The recently released FT report on US Innovative Lawyers 2012 points to two ways large law firms can compete for business. 

Innovation in law practice is one. About this the FT observes that

“[m]ost of the top US law firms have similar strategies – to focus on retaining premium work and to avoid commoditisation. To achieve this, they need continually to prove that they are ideal for handling complex, high-value matters.”

It seems obvious that few firms can carve out the “premium” position.

Innovation in service delivery and client value is a second way, what the FT calls the ‘business of law’. In my view, this will determine who wins the vast middle ground of “bread and butter” legal work that lies between premium and commodity.

The Business of Law awards go to many familiar innovators, for example, Axiom’s Managed Service business, Littler’s CaseSmart, Crowell’s project management, and Seyfarth’s Lean. For my tech-focused readers, I have bad news: searching the PDF of all award articles for ‘technology’ and ‘software’ yields nothing new or surprising.

The FT US managing director offers what I consider an explanation for limited action on the thin Business of Law front. He writes

“while the US legal profession is, moving into the 21st century in how it communicates with clients, the report suggests that, in terms of process innovation, US firms lag behind those in the UK. While there are the beginnings of change, relatively few top firms have tackled seriously their hourly fee models, despite the increasingly vociferous demands of clients.”
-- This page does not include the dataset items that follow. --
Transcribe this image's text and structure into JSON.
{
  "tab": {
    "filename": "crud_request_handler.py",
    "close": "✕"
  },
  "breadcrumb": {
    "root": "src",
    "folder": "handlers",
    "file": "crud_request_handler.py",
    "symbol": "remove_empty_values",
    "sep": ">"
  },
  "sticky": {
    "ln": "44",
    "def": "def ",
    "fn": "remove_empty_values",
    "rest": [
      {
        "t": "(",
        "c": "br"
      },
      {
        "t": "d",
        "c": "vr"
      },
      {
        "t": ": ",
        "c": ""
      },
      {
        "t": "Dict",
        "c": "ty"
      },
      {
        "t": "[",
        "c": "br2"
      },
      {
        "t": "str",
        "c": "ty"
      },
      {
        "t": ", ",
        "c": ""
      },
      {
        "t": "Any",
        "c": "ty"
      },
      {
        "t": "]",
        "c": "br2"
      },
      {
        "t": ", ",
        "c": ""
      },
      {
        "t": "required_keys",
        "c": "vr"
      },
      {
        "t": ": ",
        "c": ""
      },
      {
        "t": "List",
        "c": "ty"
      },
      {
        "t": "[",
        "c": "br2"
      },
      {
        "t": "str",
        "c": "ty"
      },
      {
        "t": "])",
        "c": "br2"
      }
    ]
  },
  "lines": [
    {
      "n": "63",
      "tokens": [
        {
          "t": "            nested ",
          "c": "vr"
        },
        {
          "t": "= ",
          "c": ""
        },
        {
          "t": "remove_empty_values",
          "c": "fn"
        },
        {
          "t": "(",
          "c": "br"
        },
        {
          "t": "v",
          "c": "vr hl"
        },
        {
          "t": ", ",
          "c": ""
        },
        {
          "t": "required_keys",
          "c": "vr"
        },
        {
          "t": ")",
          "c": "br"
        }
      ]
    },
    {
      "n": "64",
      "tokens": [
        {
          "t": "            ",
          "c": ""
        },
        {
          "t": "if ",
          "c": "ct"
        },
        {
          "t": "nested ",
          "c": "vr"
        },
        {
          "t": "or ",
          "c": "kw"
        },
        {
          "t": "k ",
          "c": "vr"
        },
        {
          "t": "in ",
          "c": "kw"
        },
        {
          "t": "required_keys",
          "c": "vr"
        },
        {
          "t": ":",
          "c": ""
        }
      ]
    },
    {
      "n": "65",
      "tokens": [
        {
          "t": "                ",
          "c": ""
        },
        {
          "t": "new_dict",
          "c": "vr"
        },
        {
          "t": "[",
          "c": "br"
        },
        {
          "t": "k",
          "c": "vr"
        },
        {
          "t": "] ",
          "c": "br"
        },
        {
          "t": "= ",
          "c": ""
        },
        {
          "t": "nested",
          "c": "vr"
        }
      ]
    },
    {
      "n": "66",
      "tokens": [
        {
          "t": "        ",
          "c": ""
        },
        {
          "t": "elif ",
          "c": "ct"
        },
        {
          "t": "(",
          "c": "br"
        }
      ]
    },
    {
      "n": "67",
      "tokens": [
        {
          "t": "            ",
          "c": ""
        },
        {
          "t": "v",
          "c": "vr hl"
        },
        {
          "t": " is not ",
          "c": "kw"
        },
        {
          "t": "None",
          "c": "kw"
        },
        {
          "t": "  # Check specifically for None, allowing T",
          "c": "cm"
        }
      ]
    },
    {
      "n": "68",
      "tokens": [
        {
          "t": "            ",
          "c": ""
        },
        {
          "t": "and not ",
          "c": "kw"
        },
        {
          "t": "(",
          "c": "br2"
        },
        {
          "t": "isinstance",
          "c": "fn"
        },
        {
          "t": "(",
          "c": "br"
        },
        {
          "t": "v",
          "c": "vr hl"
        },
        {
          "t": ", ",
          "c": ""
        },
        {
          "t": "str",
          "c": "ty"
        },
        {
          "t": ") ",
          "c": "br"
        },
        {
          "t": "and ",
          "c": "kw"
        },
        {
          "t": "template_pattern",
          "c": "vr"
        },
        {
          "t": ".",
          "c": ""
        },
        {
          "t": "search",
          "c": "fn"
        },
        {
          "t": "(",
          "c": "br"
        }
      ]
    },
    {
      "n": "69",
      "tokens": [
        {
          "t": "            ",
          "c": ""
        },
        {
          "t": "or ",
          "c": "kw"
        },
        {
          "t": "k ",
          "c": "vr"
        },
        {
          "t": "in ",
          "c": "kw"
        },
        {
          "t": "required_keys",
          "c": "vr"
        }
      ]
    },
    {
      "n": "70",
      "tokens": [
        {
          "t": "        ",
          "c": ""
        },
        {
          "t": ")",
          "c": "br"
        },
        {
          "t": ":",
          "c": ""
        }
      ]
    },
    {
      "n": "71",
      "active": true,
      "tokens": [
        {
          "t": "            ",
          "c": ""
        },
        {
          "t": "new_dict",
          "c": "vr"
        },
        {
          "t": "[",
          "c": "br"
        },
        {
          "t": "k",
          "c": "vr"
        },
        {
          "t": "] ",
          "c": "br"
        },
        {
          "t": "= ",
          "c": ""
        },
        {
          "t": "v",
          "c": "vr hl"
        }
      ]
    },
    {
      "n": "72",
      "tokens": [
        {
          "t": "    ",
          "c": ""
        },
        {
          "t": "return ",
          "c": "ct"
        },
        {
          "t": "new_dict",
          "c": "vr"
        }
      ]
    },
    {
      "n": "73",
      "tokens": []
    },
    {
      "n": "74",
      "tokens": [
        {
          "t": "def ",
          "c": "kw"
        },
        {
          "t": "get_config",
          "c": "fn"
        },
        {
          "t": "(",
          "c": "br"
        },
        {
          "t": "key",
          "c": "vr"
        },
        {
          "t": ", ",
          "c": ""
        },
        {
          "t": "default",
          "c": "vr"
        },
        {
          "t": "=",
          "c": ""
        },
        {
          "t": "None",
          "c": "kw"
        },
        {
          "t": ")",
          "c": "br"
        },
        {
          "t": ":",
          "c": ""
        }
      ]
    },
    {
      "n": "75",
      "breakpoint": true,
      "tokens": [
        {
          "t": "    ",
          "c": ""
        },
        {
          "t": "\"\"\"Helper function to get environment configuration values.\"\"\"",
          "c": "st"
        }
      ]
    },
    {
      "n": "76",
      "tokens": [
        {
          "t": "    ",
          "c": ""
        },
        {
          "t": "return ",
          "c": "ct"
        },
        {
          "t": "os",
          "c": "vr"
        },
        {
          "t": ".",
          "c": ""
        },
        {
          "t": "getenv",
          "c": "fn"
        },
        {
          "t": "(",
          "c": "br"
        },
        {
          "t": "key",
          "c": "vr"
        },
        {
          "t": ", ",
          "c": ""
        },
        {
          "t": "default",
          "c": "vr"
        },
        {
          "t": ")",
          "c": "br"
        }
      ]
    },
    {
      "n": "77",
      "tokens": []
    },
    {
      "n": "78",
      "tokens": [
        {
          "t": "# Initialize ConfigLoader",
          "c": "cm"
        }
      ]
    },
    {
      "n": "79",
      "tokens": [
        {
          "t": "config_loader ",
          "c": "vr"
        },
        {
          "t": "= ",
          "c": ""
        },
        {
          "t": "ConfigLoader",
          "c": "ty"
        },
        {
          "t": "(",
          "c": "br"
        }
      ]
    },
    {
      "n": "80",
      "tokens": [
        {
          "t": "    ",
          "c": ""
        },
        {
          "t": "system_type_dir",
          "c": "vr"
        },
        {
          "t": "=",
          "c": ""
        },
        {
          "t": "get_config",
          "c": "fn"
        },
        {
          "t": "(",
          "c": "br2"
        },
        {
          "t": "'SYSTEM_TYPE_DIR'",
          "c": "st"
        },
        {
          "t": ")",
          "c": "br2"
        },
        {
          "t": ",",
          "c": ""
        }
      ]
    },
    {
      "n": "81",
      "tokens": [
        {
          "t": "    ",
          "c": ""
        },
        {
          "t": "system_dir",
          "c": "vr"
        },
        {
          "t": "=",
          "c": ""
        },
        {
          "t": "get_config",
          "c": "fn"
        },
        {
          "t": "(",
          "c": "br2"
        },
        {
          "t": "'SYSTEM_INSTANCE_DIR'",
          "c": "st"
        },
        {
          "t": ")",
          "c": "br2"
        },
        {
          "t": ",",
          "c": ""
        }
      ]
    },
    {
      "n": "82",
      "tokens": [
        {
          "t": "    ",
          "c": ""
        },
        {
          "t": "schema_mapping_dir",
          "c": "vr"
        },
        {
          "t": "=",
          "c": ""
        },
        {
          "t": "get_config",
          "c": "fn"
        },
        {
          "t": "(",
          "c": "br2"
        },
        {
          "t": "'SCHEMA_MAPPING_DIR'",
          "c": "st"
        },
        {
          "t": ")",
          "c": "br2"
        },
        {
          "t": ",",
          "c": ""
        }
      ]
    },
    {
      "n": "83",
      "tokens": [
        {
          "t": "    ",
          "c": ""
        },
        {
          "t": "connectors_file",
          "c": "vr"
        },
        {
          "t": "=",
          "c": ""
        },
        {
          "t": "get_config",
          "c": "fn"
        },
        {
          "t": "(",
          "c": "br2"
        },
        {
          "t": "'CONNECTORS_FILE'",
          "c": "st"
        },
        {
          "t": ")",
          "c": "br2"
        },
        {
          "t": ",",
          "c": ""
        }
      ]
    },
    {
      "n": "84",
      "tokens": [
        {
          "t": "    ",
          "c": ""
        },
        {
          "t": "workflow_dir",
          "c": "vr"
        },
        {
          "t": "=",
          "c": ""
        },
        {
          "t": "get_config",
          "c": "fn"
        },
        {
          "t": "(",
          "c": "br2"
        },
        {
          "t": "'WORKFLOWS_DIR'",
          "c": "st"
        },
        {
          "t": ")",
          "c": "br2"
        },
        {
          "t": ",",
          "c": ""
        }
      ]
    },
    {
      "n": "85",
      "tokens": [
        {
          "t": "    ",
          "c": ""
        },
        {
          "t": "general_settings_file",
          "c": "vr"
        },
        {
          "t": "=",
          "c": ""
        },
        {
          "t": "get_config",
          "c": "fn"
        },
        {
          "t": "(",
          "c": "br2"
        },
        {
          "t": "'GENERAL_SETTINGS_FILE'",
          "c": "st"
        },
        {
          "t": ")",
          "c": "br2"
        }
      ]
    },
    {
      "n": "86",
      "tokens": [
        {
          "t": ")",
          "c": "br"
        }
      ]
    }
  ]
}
Firms need not choose one way over the other. To out-innovate in law practice, however, they must win the talent battle. Ensconced incumbents have the advantage here. To out-innovate on service delivery and value, in contrast, requires only imagination and will. Yet that could be a big constraint, as the closing words of the introductory article suggest:

“The question for the US legal profession is whether the financial crisis is a turning point similar to that facing Sears, the department store, in the 1980s when it failed to read the implications of discount retailing for its core business.
All the chairmen of the top firms talk about change and the need to ‘not fight the last war’. And yet at the same time they cannot, they say, see their firms being all that different in five years’ time.”

The market remains wide open for firms with imagination and the will to win a bigger share of bread and butter work. And I expect technology and software will play a big role, in spite of its conspicuous absence from this report.